Industrial Properties

Mini-Permanent & Permanent Financing

Property Type:  Modern light-industrial buildings in suitably zoned commercial or industrial areas.  Strong preference for fee simple properties located within planned industrial parks throughout the island, where the industrial market is strong and occupancies are high. Preference for high-ceiling warehouse, distribution and self-storage buildings.  Properties are required to possess all functional requirements of accessibility, parking, loading, utilities, and fire protection.
Leasehold Properties:  Leasehold properties must have known rents for the term of the loan.  Loan amortization periods shall not be greater than 5 years less than the overall term of the lease.  Various structures to address leasehold issues are available based on TransPac's underwriting and submission package.

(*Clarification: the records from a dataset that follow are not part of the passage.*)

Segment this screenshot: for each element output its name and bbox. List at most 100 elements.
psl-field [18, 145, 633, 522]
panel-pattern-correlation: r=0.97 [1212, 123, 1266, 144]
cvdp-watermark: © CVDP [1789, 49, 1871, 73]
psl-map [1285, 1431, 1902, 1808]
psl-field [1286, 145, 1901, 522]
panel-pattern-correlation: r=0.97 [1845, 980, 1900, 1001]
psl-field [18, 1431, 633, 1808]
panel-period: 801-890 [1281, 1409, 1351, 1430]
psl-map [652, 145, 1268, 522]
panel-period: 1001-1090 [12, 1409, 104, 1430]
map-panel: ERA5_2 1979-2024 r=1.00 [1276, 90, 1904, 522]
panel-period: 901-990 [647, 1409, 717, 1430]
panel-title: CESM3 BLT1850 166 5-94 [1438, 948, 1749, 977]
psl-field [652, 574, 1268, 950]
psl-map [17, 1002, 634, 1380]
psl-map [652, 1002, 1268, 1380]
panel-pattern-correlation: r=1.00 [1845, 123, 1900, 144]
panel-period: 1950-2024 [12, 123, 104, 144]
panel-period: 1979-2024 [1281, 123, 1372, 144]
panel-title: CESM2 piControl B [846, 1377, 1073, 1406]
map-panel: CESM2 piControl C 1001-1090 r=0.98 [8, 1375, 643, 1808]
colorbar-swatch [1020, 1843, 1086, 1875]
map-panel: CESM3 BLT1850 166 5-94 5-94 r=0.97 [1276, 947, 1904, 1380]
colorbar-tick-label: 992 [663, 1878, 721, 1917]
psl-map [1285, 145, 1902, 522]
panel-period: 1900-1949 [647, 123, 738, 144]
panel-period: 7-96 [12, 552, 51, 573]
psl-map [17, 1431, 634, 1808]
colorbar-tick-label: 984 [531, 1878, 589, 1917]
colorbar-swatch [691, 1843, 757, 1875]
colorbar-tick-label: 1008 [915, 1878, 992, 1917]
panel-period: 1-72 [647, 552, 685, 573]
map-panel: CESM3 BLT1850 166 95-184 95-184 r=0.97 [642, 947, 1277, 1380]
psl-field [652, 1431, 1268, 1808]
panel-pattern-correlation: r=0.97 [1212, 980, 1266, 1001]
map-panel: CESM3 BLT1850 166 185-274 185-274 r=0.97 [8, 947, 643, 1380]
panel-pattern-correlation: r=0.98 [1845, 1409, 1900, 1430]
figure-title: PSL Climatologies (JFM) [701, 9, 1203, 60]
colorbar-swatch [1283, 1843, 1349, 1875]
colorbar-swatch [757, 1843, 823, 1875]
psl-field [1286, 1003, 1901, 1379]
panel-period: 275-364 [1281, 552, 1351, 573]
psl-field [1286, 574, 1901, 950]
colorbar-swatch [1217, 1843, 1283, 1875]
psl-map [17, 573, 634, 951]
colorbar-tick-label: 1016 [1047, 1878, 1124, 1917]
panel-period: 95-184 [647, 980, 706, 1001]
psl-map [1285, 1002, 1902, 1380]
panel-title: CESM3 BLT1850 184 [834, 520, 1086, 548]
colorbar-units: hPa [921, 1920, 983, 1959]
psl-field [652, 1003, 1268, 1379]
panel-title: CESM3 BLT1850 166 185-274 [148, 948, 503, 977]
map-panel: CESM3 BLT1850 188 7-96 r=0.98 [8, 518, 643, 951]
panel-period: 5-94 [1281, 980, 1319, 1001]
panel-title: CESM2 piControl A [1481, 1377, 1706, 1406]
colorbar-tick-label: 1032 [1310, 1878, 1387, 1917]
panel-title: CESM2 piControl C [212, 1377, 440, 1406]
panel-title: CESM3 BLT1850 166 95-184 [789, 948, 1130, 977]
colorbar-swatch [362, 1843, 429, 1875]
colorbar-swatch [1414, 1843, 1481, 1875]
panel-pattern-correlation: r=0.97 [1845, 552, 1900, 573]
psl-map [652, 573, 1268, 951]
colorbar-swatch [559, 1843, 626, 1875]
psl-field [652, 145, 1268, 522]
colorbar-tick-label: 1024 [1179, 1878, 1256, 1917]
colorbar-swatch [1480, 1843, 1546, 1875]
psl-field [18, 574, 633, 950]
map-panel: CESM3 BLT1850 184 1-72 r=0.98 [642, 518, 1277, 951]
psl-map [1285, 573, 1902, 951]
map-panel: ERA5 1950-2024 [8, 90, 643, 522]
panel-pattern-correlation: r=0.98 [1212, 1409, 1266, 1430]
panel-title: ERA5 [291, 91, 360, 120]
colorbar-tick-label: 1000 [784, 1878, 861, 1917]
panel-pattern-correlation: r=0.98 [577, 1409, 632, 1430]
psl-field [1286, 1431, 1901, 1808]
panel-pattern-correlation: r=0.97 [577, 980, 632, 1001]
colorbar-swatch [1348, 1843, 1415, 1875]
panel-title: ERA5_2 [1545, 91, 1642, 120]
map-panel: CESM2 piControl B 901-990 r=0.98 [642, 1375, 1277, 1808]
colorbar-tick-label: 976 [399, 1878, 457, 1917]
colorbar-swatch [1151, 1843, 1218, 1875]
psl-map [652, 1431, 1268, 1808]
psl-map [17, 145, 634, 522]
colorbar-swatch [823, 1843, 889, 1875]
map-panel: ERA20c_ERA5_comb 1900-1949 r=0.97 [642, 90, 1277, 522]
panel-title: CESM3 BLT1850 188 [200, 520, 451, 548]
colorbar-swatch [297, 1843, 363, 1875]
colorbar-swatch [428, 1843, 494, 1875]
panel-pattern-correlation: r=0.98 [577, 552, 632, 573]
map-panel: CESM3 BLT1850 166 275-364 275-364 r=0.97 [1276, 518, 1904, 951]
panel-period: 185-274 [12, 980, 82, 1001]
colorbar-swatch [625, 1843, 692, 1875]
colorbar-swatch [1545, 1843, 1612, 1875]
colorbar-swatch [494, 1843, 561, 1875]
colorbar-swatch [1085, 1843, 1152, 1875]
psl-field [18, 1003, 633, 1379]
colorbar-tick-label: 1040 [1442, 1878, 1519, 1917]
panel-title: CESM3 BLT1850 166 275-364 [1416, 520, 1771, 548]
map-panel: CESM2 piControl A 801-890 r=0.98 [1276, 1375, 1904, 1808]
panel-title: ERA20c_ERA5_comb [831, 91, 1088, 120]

Leasing:  Properties should be substantially leased for terms consistent with the local market, but generally not less than five years.  Multi-tenant buildings leased to third-party users are preferred but single tenant buildings will be considered subject to credit review.  Reserves will be required for loss of revenue and refit/leasing costs.
Property Age:  Facilities should have been completed and in operation for at least 12 months.  Properties built or substantially renovated since 1975 are preferred.
Preferred Loan Size:  $2 to $25 million. (Larger loans are considered on an exception basis.)
Loan Limits:  The loan to value ratio may not exceed 80%.  The minimum debt service coverage ratio is 120%.  Lower coverage ratios may be accepted for facilities lease to credit-worthy tenants on a long term basis.
Occupancy:  Occupancy should be a minimum of 85%.  The facility should be located in a market area in which demand is expected to increase.
Borrowing Entity:  Generally, a single purpose entity is required.
Loan Term:  3, 5, 7, 10 and 15 year terms are available a the the borrower's option.  Amortization is on a 15-25 year term.  For newer buildings on fee simple land, the amortization can be as high as 30 years.
Rates:  The interest rate is set at a fixed spread over comparable terms treasuries, and vary based on coverage ratios.  A variable interest rate floating at a spread over the 1, 3 and 5 Year Treasuries can be offered.  Please call for current rate and spread quotes.
Guarantees:  Guarantees are a direct corollary to the loan-to-value and debt service coverage on the property.  Non and partial recourse loans are available, though will be subject to normal lender carve-outs.
Assumable:  Generally, yes, with consent and payment of an assumption fee.
Reserves:  Tax and insurance reserves are required.  Also, a replacement reserve account is to be established and funded to provide for capital replacements, tenant improvements, leasing commissions and related costs and rental interruption.
Prepayment:  Adjustable rate financing, generally, will not require a prepayment penalty.  For fixed rate financing, generally, prepayment will be prohibited for some period, depending on the term, and then be subject to defeasance or yield maintenance until the final six months, during which prepayment is allowed without penalty.
Use of Proceeds:  Loans are available for both purchase and refinance transactions.